Poecilobothrus majesticus
- Conservation status: Extinct (after 1907) (IUCN 3.1)

Scientific classification
- Kingdom: Animalia
- Phylum: Arthropoda
- Class: Insecta
- Order: Diptera
- Family: Dolichopodidae
- Genus: Poecilobothrus
- Species: †P. majesticus
- Binomial name: †Poecilobothrus majesticus d'Assis-Fonseca, 1976

= Poecilobothrus majesticus =

- Genus: Poecilobothrus
- Species: majesticus
- Authority: d'Assis-Fonseca, 1976
- Conservation status: EX

Extinct species of fly

Poecilobothrus majesticus is an extinct species of fly in the family Dolichopodidae that was endemic to Great Britain.
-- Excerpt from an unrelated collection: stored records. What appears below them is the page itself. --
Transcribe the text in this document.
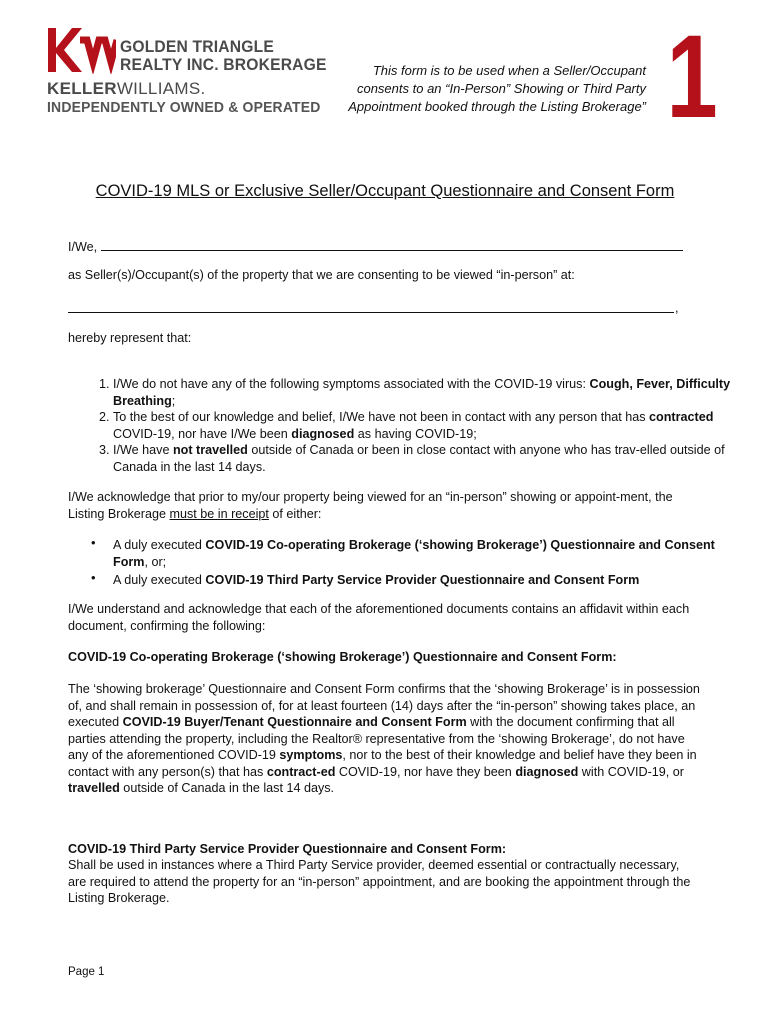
GOLDEN TRIANGLE
REALTY INC. BROKERAGE
KELLERWILLIAMS.
INDEPENDENTLY OWNED & OPERATED
This form is to be used when a Seller/Occupant
consents to an “In-Person” Showing or Third Party
Appointment booked through the Listing Brokerage” 1
COVID-19 MLS or Exclusive Seller/Occupant Questionnaire and Consent Form
I/We,
as Seller(s)/Occupant(s) of the property that we are consenting to be viewed “in-person” at:
,
hereby represent that:
1. I/We do not have any of the following symptoms associated with the COVID-19 virus: Cough, Fever, Difficulty Breathing;
2. To the best of our knowledge and belief, I/We have not been in contact with any person that has contracted COVID-19, nor have I/We been diagnosed as having COVID-19;
3. I/We have not travelled outside of Canada or been in close contact with anyone who has trav-elled outside of Canada in the last 14 days.
I/We acknowledge that prior to my/our property being viewed for an “in-person” showing or appoint-ment, the Listing Brokerage must be in receipt of either:
• A duly executed COVID-19 Co-operating Brokerage (‘showing Brokerage’) Questionnaire and Consent Form, or;
• A duly executed COVID-19 Third Party Service Provider Questionnaire and Consent Form
I/We understand and acknowledge that each of the aforementioned documents contains an affidavit within each document, confirming the following:
COVID-19 Co-operating Brokerage (‘showing Brokerage’) Questionnaire and Consent Form:
The ‘showing brokerage’ Questionnaire and Consent Form confirms that the ‘showing Brokerage’ is in possession of, and shall remain in possession of, for at least fourteen (14) days after the “in-person” showing takes place, an executed COVID-19 Buyer/Tenant Questionnaire and Consent Form with the document confirming that all parties attending the property, including the Realtor® representative from the ‘showing Brokerage’, do not have any of the aforementioned COVID-19 symptoms, nor to the best of their knowledge and belief have they been in contact with any person(s) that has contract-ed COVID-19, nor have they been diagnosed with COVID-19, or travelled outside of Canada in the last 14 days.
COVID-19 Third Party Service Provider Questionnaire and Consent Form:
Shall be used in instances where a Third Party Service provider, deemed essential or contractually necessary, are required to attend the property for an “in-person” appointment, and are booking the appointment through the Listing Brokerage.
Page 1
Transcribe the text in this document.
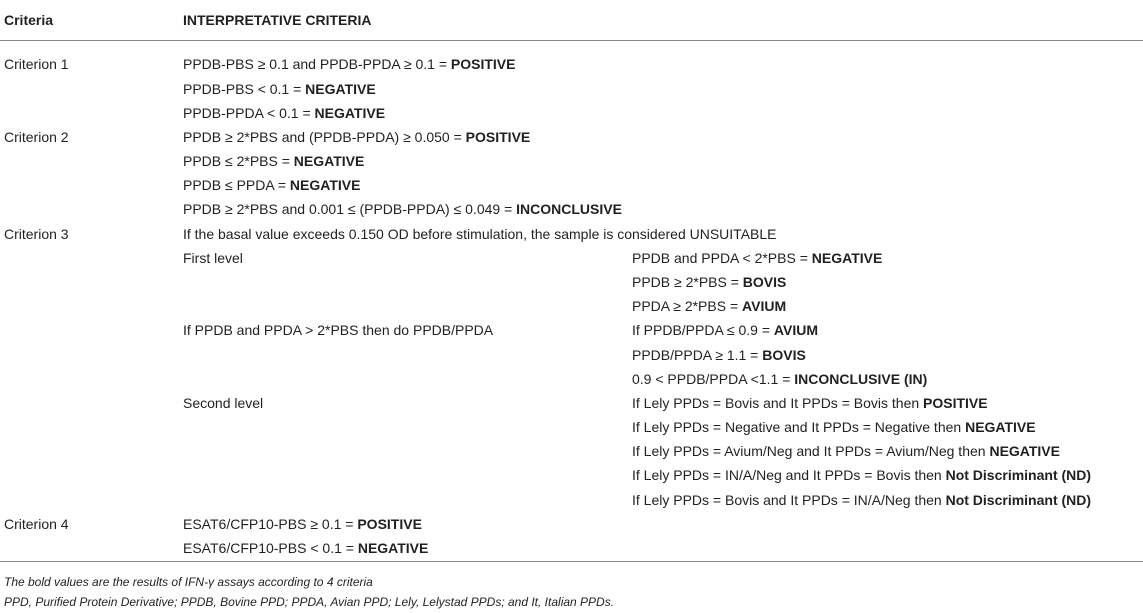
Criteria	INTERPRETATIVE CRITERIA
Criterion 1	PPDB-PBS ≥ 0.1 and PPDB-PPDA ≥ 0.1 = POSITIVE
PPDB-PBS < 0.1 = NEGATIVE
PPDB-PPDA < 0.1 = NEGATIVE
Criterion 2	PPDB ≥ 2*PBS and (PPDB-PPDA) ≥ 0.050 = POSITIVE
PPDB ≤ 2*PBS = NEGATIVE
PPDB ≤ PPDA = NEGATIVE
PPDB ≥ 2*PBS and 0.001 ≤ (PPDB-PPDA) ≤ 0.049 = INCONCLUSIVE
Criterion 3	If the basal value exceeds 0.150 OD before stimulation, the sample is considered UNSUITABLE
First level	PPDB and PPDA < 2*PBS = NEGATIVE
PPDB ≥ 2*PBS = BOVIS
PPDA ≥ 2*PBS = AVIUM
If PPDB and PPDA > 2*PBS then do PPDB/PPDA	If PPDB/PPDA ≤ 0.9 = AVIUM
PPDB/PPDA ≥ 1.1 = BOVIS
0.9 < PPDB/PPDA <1.1 = INCONCLUSIVE (IN)
Second level	If Lely PPDs = Bovis and It PPDs = Bovis then POSITIVE
If Lely PPDs = Negative and It PPDs = Negative then NEGATIVE
If Lely PPDs = Avium/Neg and It PPDs = Avium/Neg then NEGATIVE
If Lely PPDs = IN/A/Neg and It PPDs = Bovis then Not Discriminant (ND)
If Lely PPDs = Bovis and It PPDs = IN/A/Neg then Not Discriminant (ND)
Criterion 4	ESAT6/CFP10-PBS ≥ 0.1 = POSITIVE
ESAT6/CFP10-PBS < 0.1 = NEGATIVE
The bold values are the results of IFN-γ assays according to 4 criteria
PPD, Purified Protein Derivative; PPDB, Bovine PPD; PPDA, Avian PPD; Lely, Lelystad PPDs; and It, Italian PPDs.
The species is known from a single male specimen collected near the Essex coast in Walton-on-the-Naze in 1907, and it was formally described by E. C. M. d'Assis-Fonseca in 1976. It has not been recorded for over 100 years, so it is therefore considered to be extinct.

==History of research==
The holotype and only known specimen of P. majesticus, an adult male, was collected from Walton-on-the-Naze in 1907. Many years later, D'Assis-Fonseca rediscovered this specimen deposited in the Oxford University Museum of Natural History, in the Verrall-Collin collection of the Hope Department. In 1976, D'Assis-Fonseca published a formal description of a new species based on the specimen, named Poecilobothrus majesticus. He reported that it had a label identifying it as Poecilobothrus bigoti, but stated that it didn't fit Josef Mik's original description of that species. He also stated that the only Palaearctic species of Poecilobothrus that the specimen resembled was Poecilobothrus basilicus, but that it differed enough from it to be considered a distinct species.

A 2018 report reviewing the conservation status of Dolichopodidae in Great Britain concluded that P. majesticus was "Regionally Extinct", justifying the status by stating that the species had not been recorded for over 100 years despite the recording effort within the Essex coast. In 2022, the species was classified on the IUCN Red List as extinct.